At the end, be sure a checkmark is placed next to Update Malwarebytes' Anti-Malware and Launch Malwarebytes' Anti-Malware, then click Finish.
If an update is found, it will download and install the latest version.
Once the program has loaded, select Perform quick scan, then click Scan.
http://forums.whatthetech.com/post_a4255_MBAM.PNG
When the scan is complete, click OK, then Show Results to view the results.
Be sure that everything is checked, and click Remove Selected .
When completed, a log will open in Notepad.
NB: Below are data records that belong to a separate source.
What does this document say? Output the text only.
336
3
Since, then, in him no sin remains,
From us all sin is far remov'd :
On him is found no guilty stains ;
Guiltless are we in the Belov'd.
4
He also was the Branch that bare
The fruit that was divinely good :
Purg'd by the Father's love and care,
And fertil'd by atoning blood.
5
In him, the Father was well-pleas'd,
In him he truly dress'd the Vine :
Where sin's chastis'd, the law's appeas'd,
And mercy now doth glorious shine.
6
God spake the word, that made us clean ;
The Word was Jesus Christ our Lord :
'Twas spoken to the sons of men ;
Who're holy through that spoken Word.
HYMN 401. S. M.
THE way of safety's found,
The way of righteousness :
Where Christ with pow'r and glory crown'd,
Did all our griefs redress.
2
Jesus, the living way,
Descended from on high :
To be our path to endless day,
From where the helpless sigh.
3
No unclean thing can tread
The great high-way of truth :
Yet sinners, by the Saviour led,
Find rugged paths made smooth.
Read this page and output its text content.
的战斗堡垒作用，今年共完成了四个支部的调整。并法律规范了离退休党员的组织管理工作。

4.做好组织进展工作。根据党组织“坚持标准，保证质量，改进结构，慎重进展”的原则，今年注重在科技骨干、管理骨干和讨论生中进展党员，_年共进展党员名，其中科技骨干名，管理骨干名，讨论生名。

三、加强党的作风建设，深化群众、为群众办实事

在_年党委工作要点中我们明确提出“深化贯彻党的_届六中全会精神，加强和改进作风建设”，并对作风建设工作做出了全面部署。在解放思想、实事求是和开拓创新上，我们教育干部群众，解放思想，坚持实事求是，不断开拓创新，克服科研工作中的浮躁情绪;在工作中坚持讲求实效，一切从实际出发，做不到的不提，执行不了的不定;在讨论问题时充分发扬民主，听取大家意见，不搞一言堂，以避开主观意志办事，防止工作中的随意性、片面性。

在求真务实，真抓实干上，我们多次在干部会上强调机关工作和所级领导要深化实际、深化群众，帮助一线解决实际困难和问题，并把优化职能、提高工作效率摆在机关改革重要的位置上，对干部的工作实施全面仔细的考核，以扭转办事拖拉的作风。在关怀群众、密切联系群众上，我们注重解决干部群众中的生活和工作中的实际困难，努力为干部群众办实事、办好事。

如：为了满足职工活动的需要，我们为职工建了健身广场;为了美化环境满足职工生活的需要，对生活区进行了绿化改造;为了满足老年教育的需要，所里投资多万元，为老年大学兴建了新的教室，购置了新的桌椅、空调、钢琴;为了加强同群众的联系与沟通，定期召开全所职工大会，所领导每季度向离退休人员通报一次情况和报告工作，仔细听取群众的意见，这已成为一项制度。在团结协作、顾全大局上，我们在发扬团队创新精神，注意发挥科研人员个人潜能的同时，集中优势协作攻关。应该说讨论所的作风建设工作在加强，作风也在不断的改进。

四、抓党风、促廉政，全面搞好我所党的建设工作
Please save it to a convenient location and post the results.
Note: If you receive a notice that some of the items couldn't be removed, that they have been added to the delete on reboot list, please reboot.
Post the report please





Download random's system information tool (RSIT) by random/random from here (http://images.malwareremoval.com/random/RSIT.exe) and save it to your desktop.
Double click on RSIT.exe to run RSIT.
Click Continue at the disclaimer screen.
Once it has finished, two logs will open. Please post the contents of both log.txt (<<will be maximized) and info.txt (<<will be minimized)

Post the reports for

1. exehelper
2. Malwarebytes
3. RSIT

ken545
2009-09-24, 04:13
Due to inactivity, this thread will now be closed.

If it has been four days or more since your last post, and the helper assisting you posted a response to that post to which you did not reply, your topic will not be reopened. At that point, if you still require help, please start a new topic and include a new HijackThis log with a link to your previous thread. Please do not add any logs that might have been requested in the closed topic, you would be starting fresh.